Feb 25 2013
The Snake River Basin Adjudication isn’t the first general water rights adjudication in Idaho: There have been many, all smaller in scope than the SRBA but widely scattered around the Snake River Basin. One of the difficult issues in the SRBA for years has involved reconciling those earlier and more limited adjudications, which are generally not considered to be invalid, with the current one.
That came up in a subcase (65-23481) decided on February 27 by Judge Eric Wildman, bringing into play earlier adjudications in the Lemhi River and Payette River basins.
The specific case concerns a late claim to rights claimed by Allen Ranch LLP in the Payette River area, earlier reviewed by a special master.
In his description of the background, Wildman noted “The Special Master’s initial recommendation analyzed the late claim under two separate components: the stockwater claim; and the early and late period of use irrigation claim. The Special Master initially determined that the filing of the early and late period of use portion of the late claim was barred for failure of the claimant, Allen Ranch, LLP, to have the right adjudicated in the Payette Adjudication. The Special Master reasoned the Payette Adjudication decreed all rights to the Payette River established prior to October 19, 1977.
“As such, any rights established prior to that date but not adjudicated in the Payette Adjudication were deemed lost under principles of res judicata as well as the express language of the Payette Decree. Thereafter, the Claimant filed a Motion t0 Aller or Amend the Special Master’s Recommendation asserting this Court’s decision in Order Conditionally Granting Motion to File Late Notice of Claim; 0rder Requiring Filing of Amended Claim; Order Requesting Amended Director’s Report if Amended Claim is Filed, Subcases 74-15015 and 74-15861 (Jan 12, 2009). The Special Master followed the holding in Riggan and recommended that the claim be allowed to proceed based on law-of-the-case but recommended that the Court re-evaluate the holding in Riggan.”
The surprise in the case was the new decision’s ruling that the holding in the Riggan case was erroneous:
“Although, the Court’s ruling was not contested, it was in error in two respects. First, even if a “window” existed for the filing of a beneficial use claim, the claim would still have had to be confirmed in the final judgment, which it was not. … Similarly, in the instant case, the “window” is also irrelevant.
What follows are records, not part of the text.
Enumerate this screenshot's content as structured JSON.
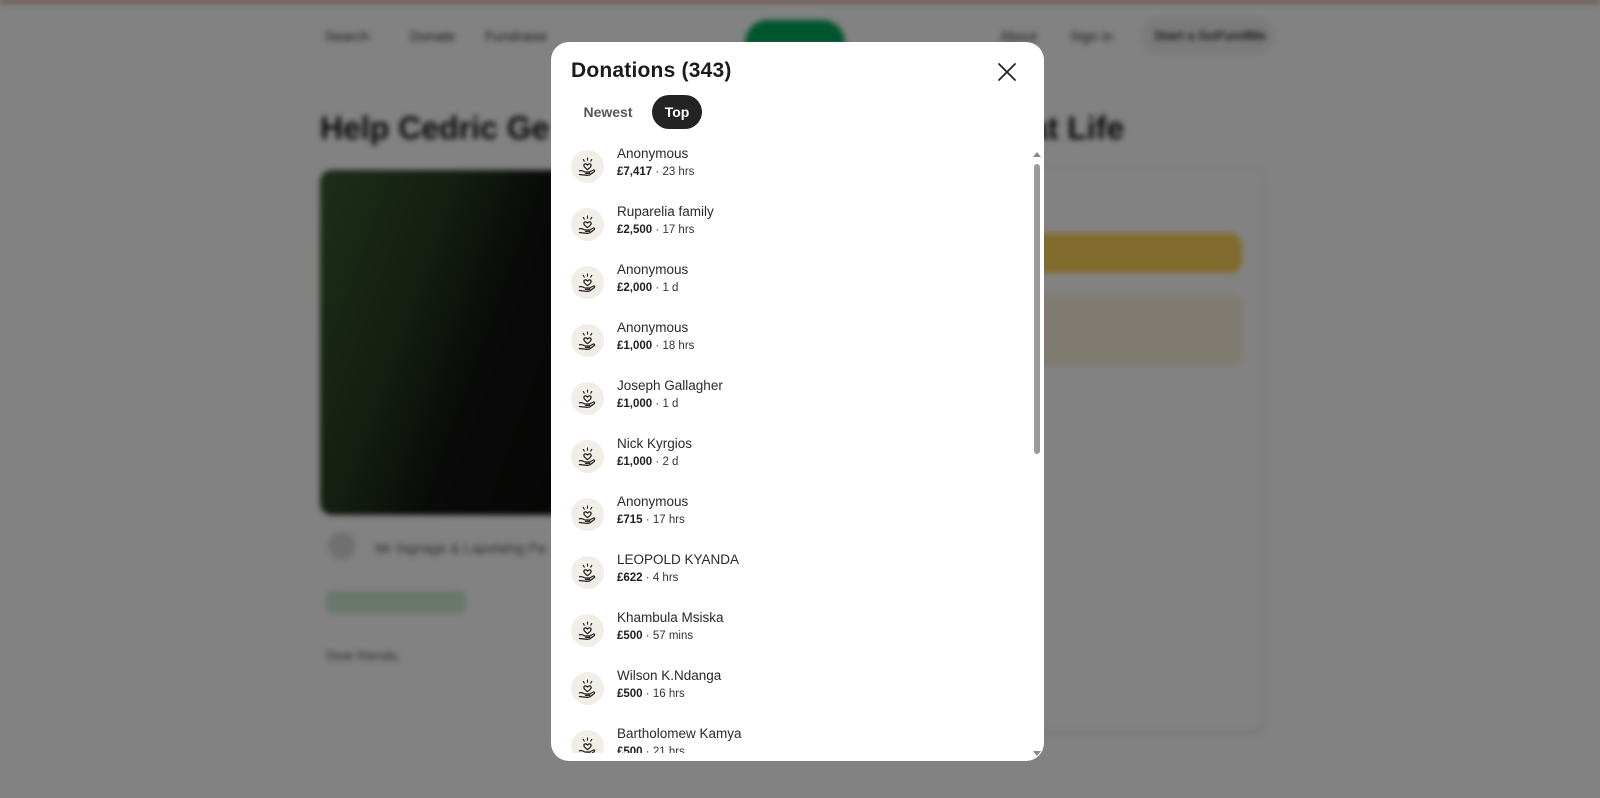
{
  "background": {
    "nav": {
      "search": "Search",
      "donate": "Donate",
      "fundraise": "Fundraise",
      "about": "About",
      "sign_in": "Sign in",
      "start_cta": "Start a GoFundMe"
    },
    "title_left": "Help Cedric Ge",
    "title_right": "at Life",
    "organizer": "Mr Signage & Lapolahig Pa",
    "greeting": "Dear friends,"
  },
  "modal": {
    "title": "Donations (343)",
    "tabs": [
      {
        "label": "Newest",
        "selected": false
      },
      {
        "label": "Top",
        "selected": true
      }
    ],
    "donations": [
      {
        "name": "Anonymous",
        "amount": "£7,417",
        "time": "23 hrs"
      },
      {
        "name": "Ruparelia family",
        "amount": "£2,500",
        "time": "17 hrs"
      },
      {
        "name": "Anonymous",
        "amount": "£2,000",
        "time": "1 d"
      },
      {
        "name": "Anonymous",
        "amount": "£1,000",
        "time": "18 hrs"
      },
      {
        "name": "Joseph Gallagher",
        "amount": "£1,000",
        "time": "1 d"
      },
      {
        "name": "Nick Kyrgios",
        "amount": "£1,000",
        "time": "2 d"
      },
      {
        "name": "Anonymous",
        "amount": "£715",
        "time": "17 hrs"
      },
      {
        "name": "LEOPOLD KYANDA",
        "amount": "£622",
        "time": "4 hrs"
      },
      {
        "name": "Khambula Msiska",
        "amount": "£500",
        "time": "57 mins"
      },
      {
        "name": "Wilson K.Ndanga",
        "amount": "£500",
        "time": "16 hrs"
      },
      {
        "name": "Bartholomew Kamya",
        "amount": "£500",
        "time": "21 hrs"
      }
    ],
    "separator": "·",
    "donor_icon": "heart-hand-icon",
    "close_icon": "close-icon"
  },
  "colors": {
    "overlay": "rgba(0,0,0,0.49)",
    "selected_tab": "#232323",
    "donor_icon_bg": "#f1eee8"
  }
}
The Payette Decree by its express language decreed all water rights established prior to October 19, 1977, and provided further that such rights having earlier priorities that were not claimed were deemed forfeited.”
Wildman said that he agreed with the special master’s legal reasoning, however, and because of that the claimant had not met the standard needed to support a late notice of claim.
He concluded, “this Court adopts the Amended Special Master ’s Report and Recommendation except for the part of the recommendation that the Claimant “be granted leave of court to file a beneficial use claim for the early and late irrigation season with a priority date no earlier than May 20, 1971, and no later than July l, 1971.” For the reasons previously explained, the Court rejects this part of the recommendation on the basis that the Claimant has failed to meet the “meritorious position” standard.”